Isabelle Bosquet-Morra Jaimal Odedra/Courtesy Photo
COVID-19 safety restrictions have resulted in new skills. To accommodate a new customer, who was planning for an Easter gathering, Bosquet-Morra requested a photo of the interior where the flowers would go. Interested in a floral centerpiece among other things, the client also provided information about the types of plates and tabletop that would be used. “I never met her. I brought the flowers to the doorman and that was it,” she said.Started 26 years ago by Marilyn Waga, the New York-based Belle Fleur is a mother daughter operation. Without question, the past year was one chock full of challenges but Meredith Waga Perez said it tested her hustle and perseverance “at such incredible degrees. That also led to never-before-seen levels of hope and optimism,” she said.
Dedicated employees and clients helped to carry things through. “Our clients just picked up the phone and started ordering flowers for every possible reason — big and small. They wanted to share the beauty of flowers for themselves and with others. But they also wanted to show their appreciation for our business, which has been such an important part of their special occasions over the years,” she said.
After business ground to a halt in March, Belle Fleur furloughed its team of 14 full-time employees. There is now a team of six. The dearth of weddings and events last year meant that some of the company’s most valuable employees had to be laid off.

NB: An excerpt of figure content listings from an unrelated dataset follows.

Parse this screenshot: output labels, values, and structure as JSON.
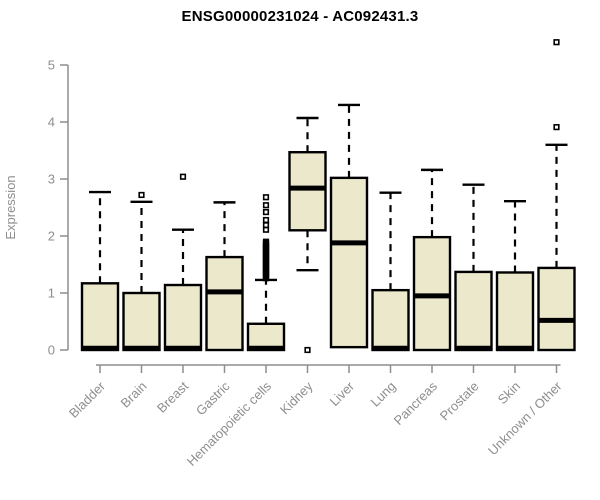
{
  "chart_data": {
    "type": "boxplot",
    "title": "ENSG00000231024 - AC092431.3",
    "ylabel": "Expression",
    "xlabel": "",
    "ylim": [
      0,
      5
    ],
    "yticks": [
      0,
      1,
      2,
      3,
      4,
      5
    ],
    "grid": false,
    "legend": "none",
    "categories": [
      "Bladder",
      "Brain",
      "Breast",
      "Gastric",
      "Hematopoietic cells",
      "Kidney",
      "Liver",
      "Lung",
      "Pancreas",
      "Prostate",
      "Skin",
      "Unknown / Other"
    ],
    "boxes": [
      {
        "label": "Bladder",
        "low": 0,
        "q1": 0,
        "median": 0.03,
        "q3": 1.17,
        "high": 2.77,
        "outliers": []
      },
      {
        "label": "Brain",
        "low": 0,
        "q1": 0,
        "median": 0.03,
        "q3": 1.0,
        "high": 2.6,
        "outliers": [
          2.72
        ]
      },
      {
        "label": "Breast",
        "low": 0,
        "q1": 0,
        "median": 0.03,
        "q3": 1.14,
        "high": 2.11,
        "outliers": [
          3.04
        ]
      },
      {
        "label": "Gastric",
        "low": 0,
        "q1": 0,
        "median": 1.02,
        "q3": 1.63,
        "high": 2.59,
        "outliers": []
      },
      {
        "label": "Hematopoietic cells",
        "low": 0,
        "q1": 0,
        "median": 0.03,
        "q3": 0.46,
        "high": 1.23,
        "outliers": [
          1.26,
          1.28,
          1.3,
          1.32,
          1.34,
          1.36,
          1.38,
          1.4,
          1.42,
          1.44,
          1.46,
          1.48,
          1.5,
          1.52,
          1.54,
          1.56,
          1.58,
          1.6,
          1.62,
          1.64,
          1.66,
          1.68,
          1.7,
          1.72,
          1.74,
          1.76,
          1.78,
          1.8,
          1.82,
          1.84,
          1.86,
          1.88,
          1.9,
          2.11,
          2.19,
          2.28,
          2.42,
          2.54,
          2.68
        ]
      },
      {
        "label": "Kidney",
        "low": 1.4,
        "q1": 2.1,
        "median": 2.84,
        "q3": 3.47,
        "high": 4.07,
        "outliers": [
          0.0
        ]
      },
      {
        "label": "Liver",
        "low": 0.05,
        "q1": 0.05,
        "median": 1.88,
        "q3": 3.02,
        "high": 4.3,
        "outliers": []
      },
      {
        "label": "Lung",
        "low": 0,
        "q1": 0,
        "median": 0.03,
        "q3": 1.05,
        "high": 2.76,
        "outliers": []
      },
      {
        "label": "Pancreas",
        "low": 0,
        "q1": 0,
        "median": 0.95,
        "q3": 1.98,
        "high": 3.16,
        "outliers": []
      },
      {
        "label": "Prostate",
        "low": 0,
        "q1": 0,
        "median": 0.03,
        "q3": 1.37,
        "high": 2.9,
        "outliers": []
      },
      {
        "label": "Skin",
        "low": 0,
        "q1": 0,
        "median": 0.03,
        "q3": 1.36,
        "high": 2.61,
        "outliers": []
      },
      {
        "label": "Unknown / Other",
        "low": 0,
        "q1": 0,
        "median": 0.52,
        "q3": 1.44,
        "high": 3.6,
        "outliers": [
          3.91,
          5.4
        ]
      }
    ],
    "colors": {
      "box_fill": "#ece8cc",
      "box_border": "#000000",
      "median": "#000000",
      "whisker": "#000000",
      "outlier": "#000000",
      "axis": "#8e8e8e",
      "tick_label": "#8e8e8e",
      "title_color": "#000000",
      "background": "#ffffff"
    }
  }
}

A display by Belle Fleur. Courtesy Photo
Between 60 and 70 percent of its corporate business is driven by the worldwide fashion and beauty industries. “These weren’t just clients in New York that didn’t have events. This was clients, who weren’t sending flowers to editors, or inspirations for their fashion shows or reaching out to their top clients. Everything and every area came to a crashing halt last March,” Perez said.

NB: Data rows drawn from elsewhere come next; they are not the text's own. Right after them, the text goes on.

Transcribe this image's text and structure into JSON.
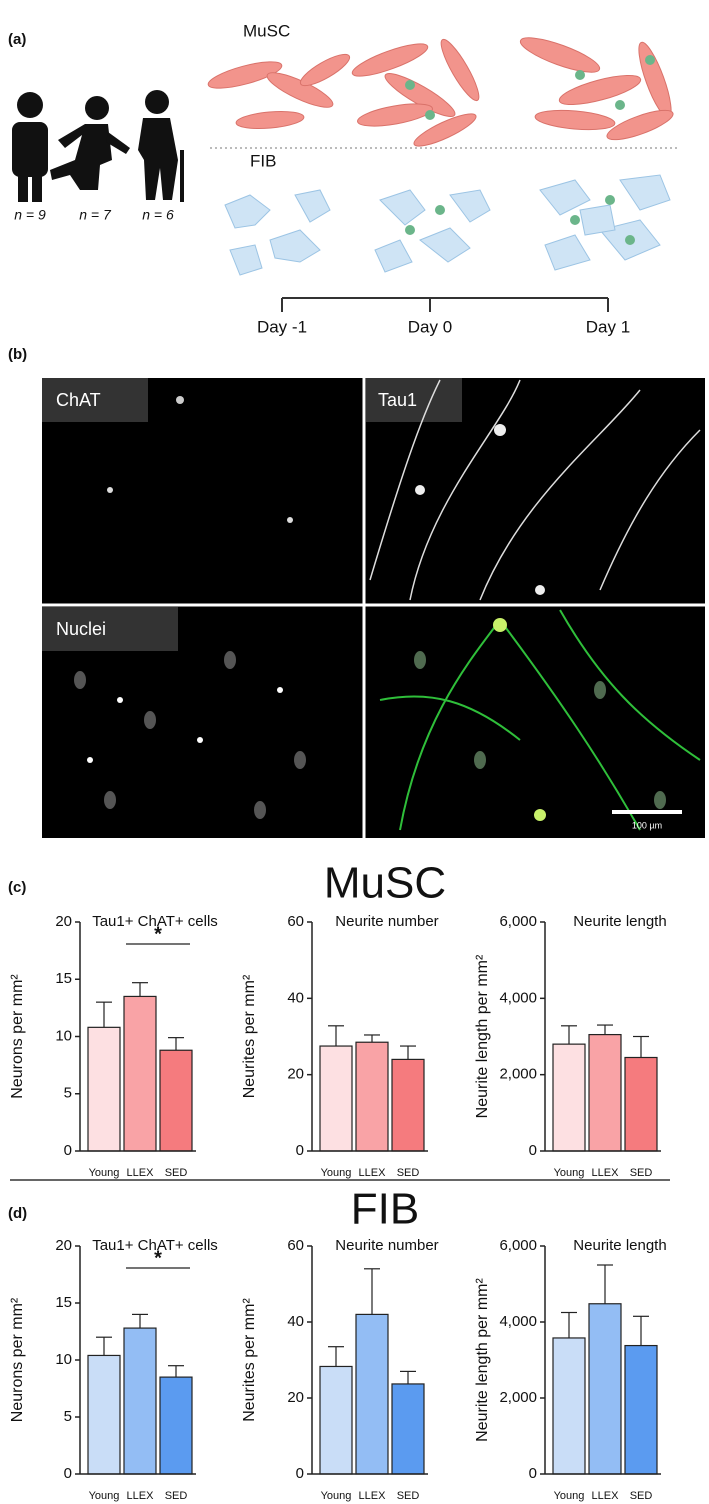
{
  "panel_a": {
    "label": "(a)",
    "cohorts": [
      "n = 9",
      "n = 7",
      "n = 6"
    ],
    "rows": [
      "MuSC",
      "FIB"
    ],
    "days": [
      "Day -1",
      "Day 0",
      "Day 1"
    ]
  },
  "panel_b": {
    "label": "(b)",
    "channels": [
      "ChAT",
      "Tau1",
      "Nuclei"
    ],
    "scale_bar": "100 µm"
  },
  "sections": [
    {
      "label": "(c)",
      "title": "MuSC"
    },
    {
      "label": "(d)",
      "title": "FIB"
    }
  ],
  "chart_data": [
    {
      "type": "bar",
      "title": "Tau1+ ChAT+ cells",
      "ylabel": "Neurons per mm²",
      "categories": [
        "Young",
        "LLEX",
        "SED"
      ],
      "values": [
        10.8,
        13.5,
        8.8
      ],
      "errors": [
        2.2,
        1.2,
        1.1
      ],
      "colors": [
        "#fde0e2",
        "#f9a3a6",
        "#f57b7e"
      ],
      "ylim": [
        0,
        20
      ],
      "yticks": [
        0,
        5,
        10,
        15,
        20
      ],
      "annotations": [
        {
          "text": "*",
          "from": "LLEX",
          "to": "SED"
        }
      ]
    },
    {
      "type": "bar",
      "title": "Neurite number",
      "ylabel": "Neurites per mm²",
      "categories": [
        "Young",
        "LLEX",
        "SED"
      ],
      "values": [
        27.5,
        28.5,
        24
      ],
      "errors": [
        5.3,
        1.9,
        3.5
      ],
      "colors": [
        "#fde0e2",
        "#f9a3a6",
        "#f57b7e"
      ],
      "ylim": [
        0,
        60
      ],
      "yticks": [
        0,
        20,
        40,
        60
      ]
    },
    {
      "type": "bar",
      "title": "Neurite length",
      "ylabel": "Neurite length per mm²",
      "categories": [
        "Young",
        "LLEX",
        "SED"
      ],
      "values": [
        2800,
        3050,
        2450
      ],
      "errors": [
        480,
        250,
        550
      ],
      "colors": [
        "#fde0e2",
        "#f9a3a6",
        "#f57b7e"
      ],
      "ylim": [
        0,
        6000
      ],
      "yticks": [
        0,
        {
          "value": 2000,
          "label": "2,000"
        },
        {
          "value": 4000,
          "label": "4,000"
        },
        {
          "value": 6000,
          "label": "6,000"
        }
      ]
    },
    {
      "type": "bar",
      "title": "Tau1+ ChAT+ cells",
      "ylabel": "Neurons per mm²",
      "categories": [
        "Young",
        "LLEX",
        "SED"
      ],
      "values": [
        10.4,
        12.8,
        8.5
      ],
      "errors": [
        1.6,
        1.2,
        1.0
      ],
      "colors": [
        "#c9ddf7",
        "#93bdf4",
        "#5b9bf0"
      ],
      "ylim": [
        0,
        20
      ],
      "yticks": [
        0,
        5,
        10,
        15,
        20
      ],
      "annotations": [
        {
          "text": "*",
          "from": "LLEX",
          "to": "SED"
        }
      ]
    },
    {
      "type": "bar",
      "title": "Neurite number",
      "ylabel": "Neurites per mm²",
      "categories": [
        "Young",
        "LLEX",
        "SED"
      ],
      "values": [
        28.3,
        42,
        23.7
      ],
      "errors": [
        5.2,
        12,
        3.3
      ],
      "colors": [
        "#c9ddf7",
        "#93bdf4",
        "#5b9bf0"
      ],
      "ylim": [
        0,
        60
      ],
      "yticks": [
        0,
        20,
        40,
        60
      ]
    },
    {
      "type": "bar",
      "title": "Neurite length",
      "ylabel": "Neurite length per mm²",
      "categories": [
        "Young",
        "LLEX",
        "SED"
      ],
      "values": [
        3580,
        4480,
        3380
      ],
      "errors": [
        670,
        1020,
        770
      ],
      "colors": [
        "#c9ddf7",
        "#93bdf4",
        "#5b9bf0"
      ],
      "ylim": [
        0,
        6000
      ],
      "yticks": [
        0,
        {
          "value": 2000,
          "label": "2,000"
        },
        {
          "value": 4000,
          "label": "4,000"
        },
        {
          "value": 6000,
          "label": "6,000"
        }
      ]
    }
  ]
}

By June, a few activations were enacted by Belle Fleur “to stay afloat” and more importantly to stay engaged with its client base, and that led to rehires, she said. Bigger brands and corporations have been reaching out to send floral gifts, to set up Zoom floral workshops for team building, and to inquire about fall events. “I think by September business will be blooming and we will be right back where we were a year and a half ago,” she said.
The demand for gift bouquets has been consistent. Events like a beauty brand-hosted breakfast or a nonprofit gathering have not returned yet, save for micro ones like small rooftop get-togethers. Weddings have also been micro in size but “quite special,” she said. All of the weddings that had been scheduled are starting up in September. “Their guest counts have shrunk but their budgets have not,” Perez said.
Meredith Waga Perez Courtesy Photo
“Whether it is François Nars or Carolina Herrera, whoever is sending these flowers out, there is this intention to connect with people. Flowers are the perfect translation of sentiment. Often when we’re designing, we’re not just looking at who’s sending the flowers and matching the flowers to that brand. We’re reading the messages,” she said. “Those messages in these cards are so much more significant than they had been before. I hand write all of the cards in calligraphy. Before we even design, we concentrate on what’s the meaning behind these flowers…now more than ever we’re all trying to find ways to communicate differently because we are not in person. Flowers have captured that better than any gift that you could ever give.”